On which installation method(s) does this occur?

Source

Describe the issue

When calling earth2mip.datasets.hindcast.open_forecast() I expected the chunks argument to function as it would it an xarray.open_zarr(). But after checking the code it doesn't look like this parameter is used. E.g.

gpu_id = int(os.environ.get('SLURM_LOCALID', '0'))
device = f'cuda:{gpu_id}'
model = get_model(config_tmp['weather_model'], registry, device=device)
time = datetime.datetime(2018, 1, 1, 0)
initial_times = [time + datetime.timedelta(hours=12 * i) for i in range(730)]
datasource = hdf5.DataSource.from_path(
    root=h5_folder, channel_names=model.channel_names
)
time_mean = np.load('/pscratch/sd/p/pharring/73var-6hourly/staging/stats/time_means.npy')
config_path = './config_swin_depth12_chweight_inv_8step.json'
output_path = '/pscratch/sd/j/jwillard/FCN_exp/wb2/swin_73var_geo_depth12_chweight_invar_8step/'
with open(config_path) as f:
    config_geo_chw_8step = json.load(f)
config = EnsembleRun.parse_obj(config_geo_chw_8step)
n_shards = 4
shard = int(os.environ.get('SLURM_LOCALID', '0'))
run_over_initial_times(time_loop=model, data_source=datasource, 
                    initial_times=initial_times, 
                    config=config, output_path=output_path, 
                    shard=shard,n_shards=n_shards)
                    
                        
model_forecast_dir = output_path+config_tmp['weather_model']+"/"
chunks = {
    'initial_time': 10,  
    'time': 42,         
    'lat': 90,           
    'lon': 180      
}
ds = open_forecast(model_forecast_dir, group="mean.zarr",chunks=chunks)

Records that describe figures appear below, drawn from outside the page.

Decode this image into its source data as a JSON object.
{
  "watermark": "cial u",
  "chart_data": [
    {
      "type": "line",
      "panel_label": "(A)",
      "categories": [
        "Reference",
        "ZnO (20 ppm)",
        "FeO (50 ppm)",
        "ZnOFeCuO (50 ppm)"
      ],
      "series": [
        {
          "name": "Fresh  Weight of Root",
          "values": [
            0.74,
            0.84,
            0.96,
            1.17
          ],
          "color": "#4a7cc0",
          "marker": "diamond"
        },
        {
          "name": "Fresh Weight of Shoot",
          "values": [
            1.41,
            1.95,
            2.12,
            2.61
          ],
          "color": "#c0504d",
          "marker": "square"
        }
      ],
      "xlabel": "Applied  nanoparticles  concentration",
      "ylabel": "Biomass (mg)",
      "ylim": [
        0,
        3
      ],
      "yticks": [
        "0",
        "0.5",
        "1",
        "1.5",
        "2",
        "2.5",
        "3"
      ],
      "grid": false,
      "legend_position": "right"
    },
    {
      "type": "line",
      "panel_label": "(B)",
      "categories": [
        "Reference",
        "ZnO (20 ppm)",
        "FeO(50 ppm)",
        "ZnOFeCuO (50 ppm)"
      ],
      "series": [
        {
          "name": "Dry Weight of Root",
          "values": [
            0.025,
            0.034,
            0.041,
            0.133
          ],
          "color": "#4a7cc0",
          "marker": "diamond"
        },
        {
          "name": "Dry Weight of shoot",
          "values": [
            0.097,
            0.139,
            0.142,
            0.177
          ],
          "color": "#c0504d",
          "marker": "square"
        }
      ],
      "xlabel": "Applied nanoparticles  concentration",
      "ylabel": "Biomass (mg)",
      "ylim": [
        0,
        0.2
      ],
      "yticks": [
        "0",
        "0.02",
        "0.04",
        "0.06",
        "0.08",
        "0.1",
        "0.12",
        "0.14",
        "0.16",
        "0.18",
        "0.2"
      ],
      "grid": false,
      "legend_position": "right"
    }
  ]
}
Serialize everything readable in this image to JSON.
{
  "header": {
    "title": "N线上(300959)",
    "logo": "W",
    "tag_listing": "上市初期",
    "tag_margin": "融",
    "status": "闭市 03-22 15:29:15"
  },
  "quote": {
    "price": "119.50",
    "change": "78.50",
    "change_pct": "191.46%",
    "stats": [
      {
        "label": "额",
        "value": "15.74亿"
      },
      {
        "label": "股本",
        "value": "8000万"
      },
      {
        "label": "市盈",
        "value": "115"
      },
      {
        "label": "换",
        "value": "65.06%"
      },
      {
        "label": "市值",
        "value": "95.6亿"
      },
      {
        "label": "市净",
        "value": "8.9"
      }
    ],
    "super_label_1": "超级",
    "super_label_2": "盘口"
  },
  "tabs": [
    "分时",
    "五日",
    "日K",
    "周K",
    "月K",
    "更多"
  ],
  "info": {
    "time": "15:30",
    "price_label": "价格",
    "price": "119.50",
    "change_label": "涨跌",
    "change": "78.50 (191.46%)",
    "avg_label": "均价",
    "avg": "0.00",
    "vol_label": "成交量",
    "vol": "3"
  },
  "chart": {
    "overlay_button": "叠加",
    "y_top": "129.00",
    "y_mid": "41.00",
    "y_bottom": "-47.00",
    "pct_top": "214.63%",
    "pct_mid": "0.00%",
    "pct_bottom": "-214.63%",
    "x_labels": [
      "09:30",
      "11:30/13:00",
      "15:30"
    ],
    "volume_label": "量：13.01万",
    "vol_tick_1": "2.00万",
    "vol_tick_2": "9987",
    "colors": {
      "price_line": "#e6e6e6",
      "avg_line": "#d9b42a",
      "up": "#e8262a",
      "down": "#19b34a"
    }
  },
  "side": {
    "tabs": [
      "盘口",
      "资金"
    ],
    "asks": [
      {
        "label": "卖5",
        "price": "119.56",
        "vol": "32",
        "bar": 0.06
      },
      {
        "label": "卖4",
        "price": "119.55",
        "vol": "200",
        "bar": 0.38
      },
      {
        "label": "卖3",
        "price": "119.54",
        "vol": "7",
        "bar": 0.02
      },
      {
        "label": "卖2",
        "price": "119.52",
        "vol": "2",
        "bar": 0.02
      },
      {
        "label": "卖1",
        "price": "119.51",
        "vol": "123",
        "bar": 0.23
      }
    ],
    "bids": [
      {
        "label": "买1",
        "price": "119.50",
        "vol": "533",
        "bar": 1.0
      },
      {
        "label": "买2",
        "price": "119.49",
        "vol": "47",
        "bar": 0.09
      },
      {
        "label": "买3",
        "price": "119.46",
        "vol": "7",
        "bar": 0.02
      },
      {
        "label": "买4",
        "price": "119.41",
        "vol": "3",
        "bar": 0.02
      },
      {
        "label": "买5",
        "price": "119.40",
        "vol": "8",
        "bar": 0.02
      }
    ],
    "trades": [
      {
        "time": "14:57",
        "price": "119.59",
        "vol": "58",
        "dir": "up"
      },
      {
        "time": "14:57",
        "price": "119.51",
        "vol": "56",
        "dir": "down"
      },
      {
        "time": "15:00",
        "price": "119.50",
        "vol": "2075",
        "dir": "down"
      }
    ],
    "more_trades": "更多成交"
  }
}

Seems to cause OOM errors because the chunking is not happening.

Environment details

No response

Thanks for opening this issue.

How about this solution?

ds = open_forecast(model_forecast_dir, group="mean.zarr").chunk(chunks)

We could add this to the docstring. I agree the xarray user typically expects a daskified experience when opening a zarr.